More information about reporting options and resources can be found on the Sexual Misconduct Website.

Class Materials Use

Considering the course syllabus, lectures, handouts, and problem sets as intellectual property, it is requested that students refrain from sharing course materials in any electronic or paper format without permission. Though sharing materials with others in class is acceptable, posting them online is unacceptable.
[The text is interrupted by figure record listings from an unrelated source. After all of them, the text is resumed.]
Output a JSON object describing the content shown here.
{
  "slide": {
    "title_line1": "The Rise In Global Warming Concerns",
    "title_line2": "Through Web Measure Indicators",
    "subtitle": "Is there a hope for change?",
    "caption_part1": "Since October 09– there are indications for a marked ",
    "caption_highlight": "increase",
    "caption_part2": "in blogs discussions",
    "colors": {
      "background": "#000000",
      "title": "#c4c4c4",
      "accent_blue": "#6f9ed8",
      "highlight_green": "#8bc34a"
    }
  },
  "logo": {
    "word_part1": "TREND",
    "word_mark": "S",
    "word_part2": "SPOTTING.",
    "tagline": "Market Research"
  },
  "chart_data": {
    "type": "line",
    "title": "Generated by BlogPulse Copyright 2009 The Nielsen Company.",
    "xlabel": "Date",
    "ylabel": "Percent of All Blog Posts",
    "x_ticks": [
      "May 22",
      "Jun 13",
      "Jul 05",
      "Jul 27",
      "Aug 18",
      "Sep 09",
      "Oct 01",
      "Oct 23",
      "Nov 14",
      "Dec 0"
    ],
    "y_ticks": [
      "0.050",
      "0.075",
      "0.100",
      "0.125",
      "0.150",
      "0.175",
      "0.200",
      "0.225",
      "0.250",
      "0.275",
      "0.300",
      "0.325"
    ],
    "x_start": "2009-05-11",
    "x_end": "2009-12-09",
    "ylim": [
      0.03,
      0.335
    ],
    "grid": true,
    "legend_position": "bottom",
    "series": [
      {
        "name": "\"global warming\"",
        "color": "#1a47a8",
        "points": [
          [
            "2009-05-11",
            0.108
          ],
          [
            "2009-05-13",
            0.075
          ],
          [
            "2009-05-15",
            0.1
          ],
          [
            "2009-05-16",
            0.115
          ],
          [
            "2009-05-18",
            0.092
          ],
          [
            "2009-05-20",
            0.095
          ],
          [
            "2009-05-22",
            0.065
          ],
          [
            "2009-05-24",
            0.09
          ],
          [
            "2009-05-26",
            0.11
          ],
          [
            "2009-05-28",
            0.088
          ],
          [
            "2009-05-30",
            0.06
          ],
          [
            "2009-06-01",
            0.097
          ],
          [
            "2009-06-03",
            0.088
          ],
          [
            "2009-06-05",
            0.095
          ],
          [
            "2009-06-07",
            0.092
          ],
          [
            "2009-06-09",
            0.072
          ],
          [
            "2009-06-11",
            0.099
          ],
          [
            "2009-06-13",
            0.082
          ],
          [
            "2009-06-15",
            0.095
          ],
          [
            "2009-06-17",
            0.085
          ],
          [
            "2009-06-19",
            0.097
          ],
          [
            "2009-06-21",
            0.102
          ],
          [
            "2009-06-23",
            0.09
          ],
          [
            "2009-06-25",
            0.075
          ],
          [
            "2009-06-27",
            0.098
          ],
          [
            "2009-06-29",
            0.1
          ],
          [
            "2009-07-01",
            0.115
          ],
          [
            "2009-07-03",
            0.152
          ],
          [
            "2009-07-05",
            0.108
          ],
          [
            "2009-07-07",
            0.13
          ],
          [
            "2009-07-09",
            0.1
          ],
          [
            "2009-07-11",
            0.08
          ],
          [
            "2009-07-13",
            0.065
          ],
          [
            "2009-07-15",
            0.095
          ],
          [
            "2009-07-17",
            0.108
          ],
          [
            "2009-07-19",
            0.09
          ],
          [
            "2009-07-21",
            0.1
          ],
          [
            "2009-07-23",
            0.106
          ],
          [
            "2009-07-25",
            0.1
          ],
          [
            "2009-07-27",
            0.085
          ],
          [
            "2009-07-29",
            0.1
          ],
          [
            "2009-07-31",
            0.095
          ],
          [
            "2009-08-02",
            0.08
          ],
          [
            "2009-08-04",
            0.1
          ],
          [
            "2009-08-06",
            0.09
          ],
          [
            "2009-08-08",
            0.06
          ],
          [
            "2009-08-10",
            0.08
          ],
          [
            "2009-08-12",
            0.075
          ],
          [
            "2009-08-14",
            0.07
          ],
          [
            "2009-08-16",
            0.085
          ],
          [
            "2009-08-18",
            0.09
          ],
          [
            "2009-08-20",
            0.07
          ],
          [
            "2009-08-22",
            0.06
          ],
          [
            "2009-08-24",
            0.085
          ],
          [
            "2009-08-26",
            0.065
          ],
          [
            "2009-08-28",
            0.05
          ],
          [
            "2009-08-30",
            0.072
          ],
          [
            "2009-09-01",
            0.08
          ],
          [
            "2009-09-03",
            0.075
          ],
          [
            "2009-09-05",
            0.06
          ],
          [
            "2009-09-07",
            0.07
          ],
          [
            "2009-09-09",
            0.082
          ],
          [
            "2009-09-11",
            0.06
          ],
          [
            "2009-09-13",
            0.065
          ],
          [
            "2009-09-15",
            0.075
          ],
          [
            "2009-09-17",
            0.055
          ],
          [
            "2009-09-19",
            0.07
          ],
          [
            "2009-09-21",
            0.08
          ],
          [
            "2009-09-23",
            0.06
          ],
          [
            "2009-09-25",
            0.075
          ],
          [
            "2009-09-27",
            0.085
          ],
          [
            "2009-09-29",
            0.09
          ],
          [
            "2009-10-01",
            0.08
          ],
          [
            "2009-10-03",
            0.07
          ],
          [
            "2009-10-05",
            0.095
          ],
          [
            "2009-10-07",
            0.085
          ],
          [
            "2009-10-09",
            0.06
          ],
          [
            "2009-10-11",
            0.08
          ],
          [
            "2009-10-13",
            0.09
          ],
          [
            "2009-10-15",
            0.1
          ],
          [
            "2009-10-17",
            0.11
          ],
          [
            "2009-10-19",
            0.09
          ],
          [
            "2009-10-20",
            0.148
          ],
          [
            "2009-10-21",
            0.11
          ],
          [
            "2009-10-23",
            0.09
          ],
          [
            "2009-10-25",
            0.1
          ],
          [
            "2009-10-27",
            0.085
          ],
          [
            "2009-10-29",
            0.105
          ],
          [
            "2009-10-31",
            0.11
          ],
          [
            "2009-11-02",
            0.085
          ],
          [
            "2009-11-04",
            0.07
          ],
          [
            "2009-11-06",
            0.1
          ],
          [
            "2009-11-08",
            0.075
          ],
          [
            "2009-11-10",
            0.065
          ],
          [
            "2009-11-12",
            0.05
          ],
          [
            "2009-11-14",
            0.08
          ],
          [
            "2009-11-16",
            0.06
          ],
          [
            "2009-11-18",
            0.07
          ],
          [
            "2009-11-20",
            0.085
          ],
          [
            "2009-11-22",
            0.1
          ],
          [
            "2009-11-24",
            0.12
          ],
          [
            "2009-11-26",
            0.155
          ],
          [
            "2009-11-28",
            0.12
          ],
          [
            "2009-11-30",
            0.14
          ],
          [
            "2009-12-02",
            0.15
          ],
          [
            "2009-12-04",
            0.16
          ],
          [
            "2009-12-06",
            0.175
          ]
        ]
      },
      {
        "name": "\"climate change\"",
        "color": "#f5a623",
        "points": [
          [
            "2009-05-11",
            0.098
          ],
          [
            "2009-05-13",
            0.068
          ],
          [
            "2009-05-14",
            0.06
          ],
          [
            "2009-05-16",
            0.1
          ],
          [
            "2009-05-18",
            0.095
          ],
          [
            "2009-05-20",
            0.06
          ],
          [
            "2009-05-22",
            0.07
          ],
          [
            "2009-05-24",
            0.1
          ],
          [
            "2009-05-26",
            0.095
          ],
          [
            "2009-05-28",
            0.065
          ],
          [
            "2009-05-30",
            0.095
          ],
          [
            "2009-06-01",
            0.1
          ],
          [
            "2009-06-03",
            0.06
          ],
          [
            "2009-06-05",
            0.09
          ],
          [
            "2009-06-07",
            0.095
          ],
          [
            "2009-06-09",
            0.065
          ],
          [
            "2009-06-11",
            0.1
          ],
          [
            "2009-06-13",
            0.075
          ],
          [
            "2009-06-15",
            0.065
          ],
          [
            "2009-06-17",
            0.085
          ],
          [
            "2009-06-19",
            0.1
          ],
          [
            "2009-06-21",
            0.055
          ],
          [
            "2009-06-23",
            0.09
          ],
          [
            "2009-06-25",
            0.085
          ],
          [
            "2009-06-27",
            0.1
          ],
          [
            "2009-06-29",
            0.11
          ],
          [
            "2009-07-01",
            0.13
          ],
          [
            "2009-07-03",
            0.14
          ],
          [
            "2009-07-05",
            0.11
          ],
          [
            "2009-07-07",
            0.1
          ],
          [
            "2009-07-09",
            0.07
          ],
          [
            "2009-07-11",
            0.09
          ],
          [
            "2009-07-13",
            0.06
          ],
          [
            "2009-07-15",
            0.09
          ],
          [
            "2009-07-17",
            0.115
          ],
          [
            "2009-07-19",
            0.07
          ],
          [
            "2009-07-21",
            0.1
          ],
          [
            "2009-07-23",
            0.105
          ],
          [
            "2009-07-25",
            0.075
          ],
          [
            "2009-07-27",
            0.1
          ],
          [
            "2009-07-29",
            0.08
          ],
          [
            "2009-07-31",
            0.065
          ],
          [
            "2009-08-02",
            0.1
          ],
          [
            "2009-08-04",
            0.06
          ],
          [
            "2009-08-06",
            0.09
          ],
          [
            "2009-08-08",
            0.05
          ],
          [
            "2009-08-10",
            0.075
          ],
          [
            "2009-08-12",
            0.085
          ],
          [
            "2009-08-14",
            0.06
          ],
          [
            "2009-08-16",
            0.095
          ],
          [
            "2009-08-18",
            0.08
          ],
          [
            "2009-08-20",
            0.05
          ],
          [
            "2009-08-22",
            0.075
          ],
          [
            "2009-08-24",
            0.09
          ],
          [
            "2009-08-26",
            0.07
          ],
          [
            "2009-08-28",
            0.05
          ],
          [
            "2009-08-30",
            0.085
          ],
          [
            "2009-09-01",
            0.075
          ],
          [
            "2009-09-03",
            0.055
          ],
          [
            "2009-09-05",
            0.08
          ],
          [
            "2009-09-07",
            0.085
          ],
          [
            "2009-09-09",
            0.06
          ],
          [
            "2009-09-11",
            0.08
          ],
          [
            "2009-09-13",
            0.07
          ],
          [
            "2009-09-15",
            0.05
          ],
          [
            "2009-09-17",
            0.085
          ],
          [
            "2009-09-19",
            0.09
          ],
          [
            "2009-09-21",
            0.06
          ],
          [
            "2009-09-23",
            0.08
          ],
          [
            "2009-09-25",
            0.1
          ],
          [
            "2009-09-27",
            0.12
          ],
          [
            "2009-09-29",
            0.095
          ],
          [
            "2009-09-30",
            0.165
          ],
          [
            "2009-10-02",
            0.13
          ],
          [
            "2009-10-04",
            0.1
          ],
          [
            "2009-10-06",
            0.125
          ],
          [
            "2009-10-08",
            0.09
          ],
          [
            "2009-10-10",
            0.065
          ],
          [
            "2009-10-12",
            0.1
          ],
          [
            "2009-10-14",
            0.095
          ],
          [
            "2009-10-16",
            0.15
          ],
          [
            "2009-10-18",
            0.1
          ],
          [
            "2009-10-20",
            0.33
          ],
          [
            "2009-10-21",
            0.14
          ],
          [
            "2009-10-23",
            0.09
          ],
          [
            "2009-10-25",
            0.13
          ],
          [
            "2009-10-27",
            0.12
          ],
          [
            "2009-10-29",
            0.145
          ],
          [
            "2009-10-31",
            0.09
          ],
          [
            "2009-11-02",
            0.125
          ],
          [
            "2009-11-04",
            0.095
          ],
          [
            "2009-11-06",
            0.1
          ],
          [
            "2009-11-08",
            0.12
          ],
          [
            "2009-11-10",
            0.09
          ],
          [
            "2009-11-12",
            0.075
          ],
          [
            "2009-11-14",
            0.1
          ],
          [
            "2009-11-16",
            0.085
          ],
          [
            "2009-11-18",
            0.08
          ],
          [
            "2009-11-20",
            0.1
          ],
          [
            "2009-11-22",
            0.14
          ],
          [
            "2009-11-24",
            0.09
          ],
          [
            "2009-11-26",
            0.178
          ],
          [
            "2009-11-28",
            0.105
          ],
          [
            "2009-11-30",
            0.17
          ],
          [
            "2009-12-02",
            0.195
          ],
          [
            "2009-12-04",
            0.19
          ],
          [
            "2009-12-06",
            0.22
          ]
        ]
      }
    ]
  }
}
If students have any questions, do not hesitate to reach out to the course instructor.

Weekly Assignment

Weekly readings will posted at least one week before each class session on the course website.
Week Topic Notes
January 18, 2023 1 Introduction of Data Science, Getting to Know R
January 25, 2023 2 Data Storage and Data Types
February 01, 2023 3 Data Wrangling (+ R Markdown)
February 08, 2023 4 Data Visualization Problem Set #1 Due
February 15, 2023 5 Data Collection Techniques – APIs and web scraping (+ strings) Problem Set #2 Due
February 22, 2023 6 Working with Geospatial Data (+ dates)
March 01, 2023 7 Statistical Learning (+ iteration and custom functions)
March 15, 2023 8 Working with Regression
March 22, 2023 9 Working with Classification Problem Set #3 Due
March 29, 2023 10 Interpretable Machine Learning Problem Set #4 Due
April 05, 2023 11 Text-as-Data
April 12, 2023 12 Missing Data/Working with Relational Databases
April 19, 2023 13 TBD (Class interest) Problem Set #5 Due
April 26, 2023 14 Final Presentations
May 10, 2023 FINAL PROJECT DUE

Any changes to the above schedule will be communicated to students during class sessions.